Heart rate monitors
You should train in a different heart rate zone depending on whether you want to improve endurance, boost sprint power or burn fat. A heart rate monitor (HRM) records your training intensity and ensures you’re working in the zone that best suits your goal
1 Garmin Forerunner 920XT
£ 390, buy.garmin.com
A triathlon powerhouse, the Forerunner 920XT has an abundance of modes and features, complemented by a display that’s easy to read in any environment and an interface so intuitive that the instruction guide seems like a waste of paper.
Its Running Dynamix software marries vertical oscillation, ground contact time and cadence with your heart rate to give you a VO2 max it can use to predict race times. It also comes with two swimming modes – open water and indoor. In open water it relies on GPS, while in indoor mode it uses an accelerometer to track distance. After training, you can use the USB cable and secure charging housing to link it to the Garmin Connect site, where you can crunch your data, use expert tri plans and connect with other Garmin owners.

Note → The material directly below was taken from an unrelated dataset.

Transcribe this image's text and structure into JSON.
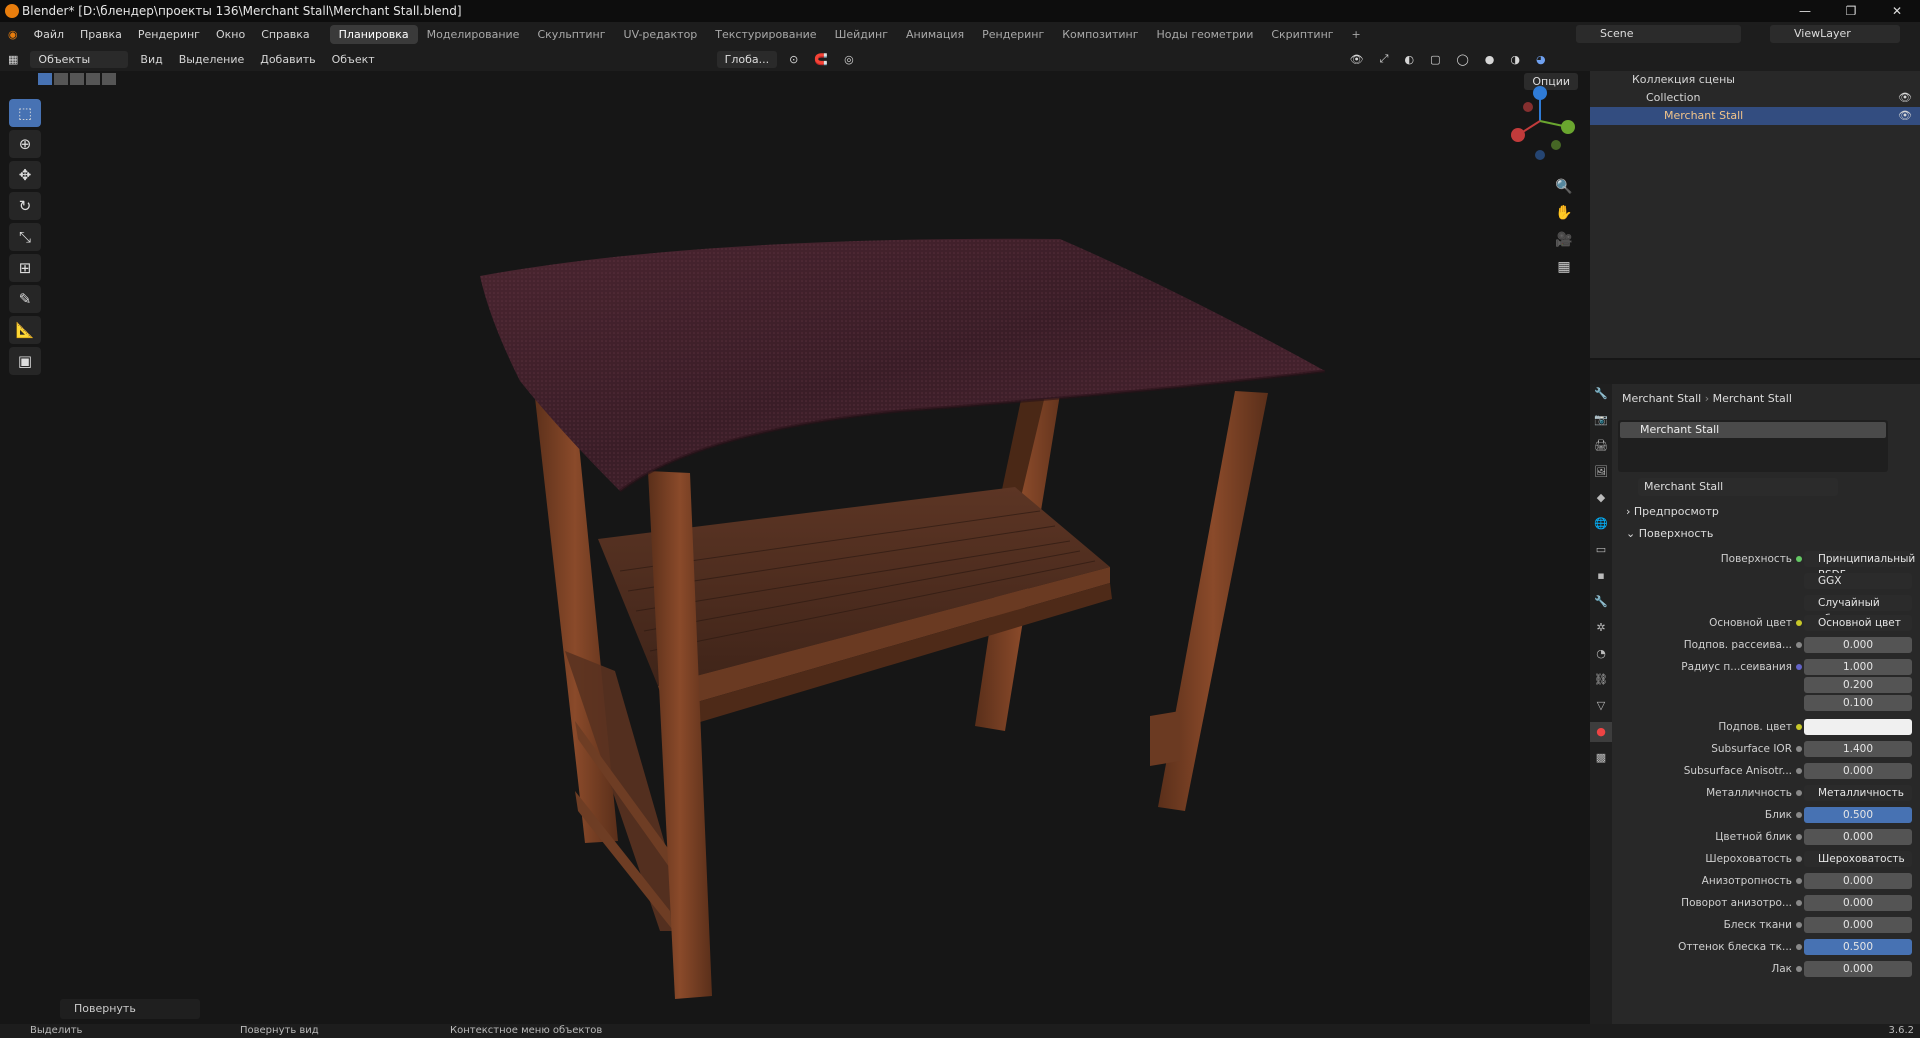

■ Works for all types of session and environment
■ Extremely simple to use
■ Can’t program it for indoor pools less than 15m
■ Plugging it into a mobile charger during a long ride stops your session
Simply the best multi-sport tracker on the market.
Best for… Any triathlete who’s prepared to splash the cash to get the most out of their sport.
2 Polar M400
£ 170 polar.com
Thanks to the M400’s intuitive interface we barely had to consult the user manual while setting it up – good news for anyone who’d rather spend their time training than reading instructions. It further caters to the impatient with a Back to Start feature that uses GPS to send you home from your current location, so you don’t need to plan every route meticulously.
Workouts, steps, sleep and calories burned are logged into Polar Flow through the website or app. Like the watch this service is easy to use, with a bold interface. A large calendar shows your activity over the month, and you can analyse each workout in detail. Based on your recorded heart rate it also lets you know the specific health benefits of each session you’ve done and can suggest future sessions depending on your goals.
■ GPS features at a low price
■ Easy to set up and use
■ No vibration for alerts or alarms
■ Constant use requires daily charging
A combined HRM and GPS activity tracker at an attractive price.
Best for… Runners who like to track more than just their training sessions.
3 Suunto Ambit3 Peak Sapphire
A training supercomputer on your wrist, the Ambit3 has preset modes for everything from mountain hiking to open-water swimming, along with specific features for each. Lost during a run? Use the GPS route planner. Worried that a storm might be brewing? Check the weather indicator.
Pairing the chest strap and using the watch to record a training session is simple, but delving into its myriad features requires an intimate familiarity with the 121-page user manual. The supporting software (Movescount – available on web and iPhone) is equally exhaustive and even a straightforward run presents you with 22 metrics including the amount of time spent in each heart rate zone, a suggested recovery time and predicted VO2 max.
■ Detailed post-training analysis
■ Vast amount of features and metrics
■ Oversized watch
■ No vibration for alerts or alarms
A stat junkie’s wet dream, this can record – and even assist with – any activity.
Best for… The hard-training data geek who feels the only way to improve performance is to know everything about every second of a training session.
4 Timex Ironman Target Trainer
£ 140 timex.co.uk
Forgoing GPS, a companion app and any way to export data keeps the Target Trainer’s price low and its battery life long. Rather than trying to be a personal trainer, analyst and physio in one, this is more an enthusiastic stopwatch with heart rate monitoring capabilities and a variety of training session options.
Its most useful function is the ability to designate the heart rate zone you want to work in and set audio cues to let you know if you’re going too hard or easy. It also has loads of different stopwatch and timer functions, allowing you to create intervals, record laps and set nutrition and hydration timers. Perfect if you have no need for GPS or you just need an HRM for the gym.
■ No need to charge
■ Large memory
■ No GPS means no real-time pace
■ No way to export your data
A bare-bones HRM and sports watch with a long battery life.
Best for… Budget-conscious runners and cyclists who don’t race and so don’t need to clock specific distances.